We live in a fallen world: life is hard, truth is difficult to grasp, and ignorance is the default position for the human mind most of the time. We must work with what we have—and the Lord has amply provided us gifts—but the proper path for man is not obvious. There is no desk (or cathedra) where the buck of human questioning must stop. We are social animals, and it is folly to disregard the wisdom of previous ages and of one’s betters. Nonetheless, each human soul must struggle to conform to truth, goodness, and beauty to the extent possible. The result is messy, but that is how it must be until the eschaton. No counterfeit Gospel can resolve the contradictions of the human heart. The Almighty has left us no demigod to guide our every step; the Golden Age is long past. So, the basic papist argument fails the reality test. Our fallen world is one where we cannot resolve all our questions and disputes with surety. Rather, it is one where the seeking man finds much providential assistance along his way, though he never is absolutely certain of where he is at any given moment while his travels persist. His only consolation, besides the splendor and beauty of the landscape along the path, is that he has enough tools to know that he is generally headed in the right direction.
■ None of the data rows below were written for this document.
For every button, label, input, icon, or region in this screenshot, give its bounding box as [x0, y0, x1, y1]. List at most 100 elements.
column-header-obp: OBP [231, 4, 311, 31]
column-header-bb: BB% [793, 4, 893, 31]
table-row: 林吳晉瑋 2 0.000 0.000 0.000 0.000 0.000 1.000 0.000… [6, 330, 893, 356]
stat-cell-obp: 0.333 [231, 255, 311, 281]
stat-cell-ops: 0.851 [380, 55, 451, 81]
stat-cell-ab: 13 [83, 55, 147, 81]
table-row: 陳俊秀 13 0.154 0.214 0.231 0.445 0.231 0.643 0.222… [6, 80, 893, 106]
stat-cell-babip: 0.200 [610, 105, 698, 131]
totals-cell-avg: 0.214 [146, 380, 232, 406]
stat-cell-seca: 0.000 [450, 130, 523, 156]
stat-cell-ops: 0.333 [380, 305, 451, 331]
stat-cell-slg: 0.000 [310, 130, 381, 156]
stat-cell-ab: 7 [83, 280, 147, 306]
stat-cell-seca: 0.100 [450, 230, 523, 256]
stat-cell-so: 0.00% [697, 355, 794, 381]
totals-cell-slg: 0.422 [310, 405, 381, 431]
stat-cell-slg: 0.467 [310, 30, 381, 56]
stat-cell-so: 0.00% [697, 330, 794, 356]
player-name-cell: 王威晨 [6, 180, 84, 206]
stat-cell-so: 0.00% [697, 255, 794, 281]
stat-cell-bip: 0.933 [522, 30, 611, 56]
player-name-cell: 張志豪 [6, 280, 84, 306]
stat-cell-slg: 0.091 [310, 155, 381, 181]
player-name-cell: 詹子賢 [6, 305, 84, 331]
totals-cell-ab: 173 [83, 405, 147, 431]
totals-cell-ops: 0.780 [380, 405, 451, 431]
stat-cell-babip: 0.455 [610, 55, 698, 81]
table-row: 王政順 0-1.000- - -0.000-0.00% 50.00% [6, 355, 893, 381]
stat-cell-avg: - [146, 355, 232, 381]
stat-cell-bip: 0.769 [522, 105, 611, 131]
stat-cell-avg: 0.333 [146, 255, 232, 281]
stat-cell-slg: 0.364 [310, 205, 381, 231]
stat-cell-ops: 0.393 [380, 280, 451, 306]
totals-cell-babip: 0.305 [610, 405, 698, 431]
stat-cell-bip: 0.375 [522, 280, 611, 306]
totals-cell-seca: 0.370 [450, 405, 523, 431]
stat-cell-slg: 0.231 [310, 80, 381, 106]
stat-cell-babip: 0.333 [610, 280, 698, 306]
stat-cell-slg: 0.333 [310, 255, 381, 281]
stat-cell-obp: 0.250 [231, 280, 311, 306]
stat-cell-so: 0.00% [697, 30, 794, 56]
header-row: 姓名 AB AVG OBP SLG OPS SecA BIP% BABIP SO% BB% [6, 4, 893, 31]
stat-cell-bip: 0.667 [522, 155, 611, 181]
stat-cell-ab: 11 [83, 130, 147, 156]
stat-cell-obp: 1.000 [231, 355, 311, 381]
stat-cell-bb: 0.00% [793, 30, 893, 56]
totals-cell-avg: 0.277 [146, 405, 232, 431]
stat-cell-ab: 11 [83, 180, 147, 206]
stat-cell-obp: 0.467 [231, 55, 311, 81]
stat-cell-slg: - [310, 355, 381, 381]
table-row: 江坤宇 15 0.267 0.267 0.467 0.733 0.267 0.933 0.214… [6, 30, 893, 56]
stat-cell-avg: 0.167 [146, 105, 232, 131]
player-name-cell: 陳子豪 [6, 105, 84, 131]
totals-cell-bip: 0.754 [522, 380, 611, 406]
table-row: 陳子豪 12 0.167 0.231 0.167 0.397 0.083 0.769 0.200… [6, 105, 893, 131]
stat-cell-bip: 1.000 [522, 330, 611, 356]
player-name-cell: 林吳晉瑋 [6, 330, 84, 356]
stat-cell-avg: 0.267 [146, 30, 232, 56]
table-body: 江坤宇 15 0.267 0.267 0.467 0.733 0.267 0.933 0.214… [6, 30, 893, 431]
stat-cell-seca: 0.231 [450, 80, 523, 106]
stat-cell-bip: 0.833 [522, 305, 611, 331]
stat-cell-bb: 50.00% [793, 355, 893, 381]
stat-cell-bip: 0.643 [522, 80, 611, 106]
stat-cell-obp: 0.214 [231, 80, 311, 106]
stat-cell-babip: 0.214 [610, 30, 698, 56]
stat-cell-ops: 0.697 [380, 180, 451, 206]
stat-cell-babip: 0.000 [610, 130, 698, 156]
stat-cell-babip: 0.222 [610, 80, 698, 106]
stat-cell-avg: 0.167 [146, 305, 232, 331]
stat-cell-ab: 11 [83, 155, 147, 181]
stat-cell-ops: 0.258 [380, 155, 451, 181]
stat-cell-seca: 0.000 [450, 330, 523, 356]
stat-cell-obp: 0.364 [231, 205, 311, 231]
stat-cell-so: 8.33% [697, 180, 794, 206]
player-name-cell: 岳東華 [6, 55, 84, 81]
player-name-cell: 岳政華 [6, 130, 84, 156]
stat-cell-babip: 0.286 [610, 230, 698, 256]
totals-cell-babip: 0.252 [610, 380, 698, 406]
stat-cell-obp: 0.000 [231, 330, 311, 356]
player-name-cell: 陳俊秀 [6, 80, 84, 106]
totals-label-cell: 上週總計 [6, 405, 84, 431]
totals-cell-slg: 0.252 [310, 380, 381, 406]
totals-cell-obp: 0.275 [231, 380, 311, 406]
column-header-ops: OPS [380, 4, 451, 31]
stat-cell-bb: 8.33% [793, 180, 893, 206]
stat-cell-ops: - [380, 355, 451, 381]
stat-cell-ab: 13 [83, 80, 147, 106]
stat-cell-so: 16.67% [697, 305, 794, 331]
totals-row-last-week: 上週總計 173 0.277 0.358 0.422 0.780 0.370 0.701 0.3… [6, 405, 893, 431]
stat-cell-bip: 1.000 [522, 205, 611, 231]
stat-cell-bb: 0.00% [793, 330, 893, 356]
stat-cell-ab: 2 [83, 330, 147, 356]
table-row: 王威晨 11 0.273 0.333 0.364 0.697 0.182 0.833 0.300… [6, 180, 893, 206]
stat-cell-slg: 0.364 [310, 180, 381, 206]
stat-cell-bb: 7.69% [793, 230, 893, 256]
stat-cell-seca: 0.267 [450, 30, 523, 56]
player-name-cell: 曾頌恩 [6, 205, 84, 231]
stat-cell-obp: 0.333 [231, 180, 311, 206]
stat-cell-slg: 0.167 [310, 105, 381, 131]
With that said, I think that Pope Francis might indeed provide the latest occasion for one of those undeserved divine gifts. Perhaps, someone like him is necessary to correct Rome’s ultramontanism—a prerequisite step for a possible future reconciliation between the East and the West. An odd gift, one might think, but providence often appears inscrutable until we examine it in hindsight. Similarly, the turmoil following the Second Vatican Council has been very instructive to the Orthodox. The Latins have been the blue whale in the coal mine of modernity, so to speak. In both cases, the Christian West’s contemporary hemorrhaging might be the painful though necessary trauma that will eventually lead to the restoration of Christian unity. Even the best Physician must sometimes amputate a mutilated or diseased limb to save the body.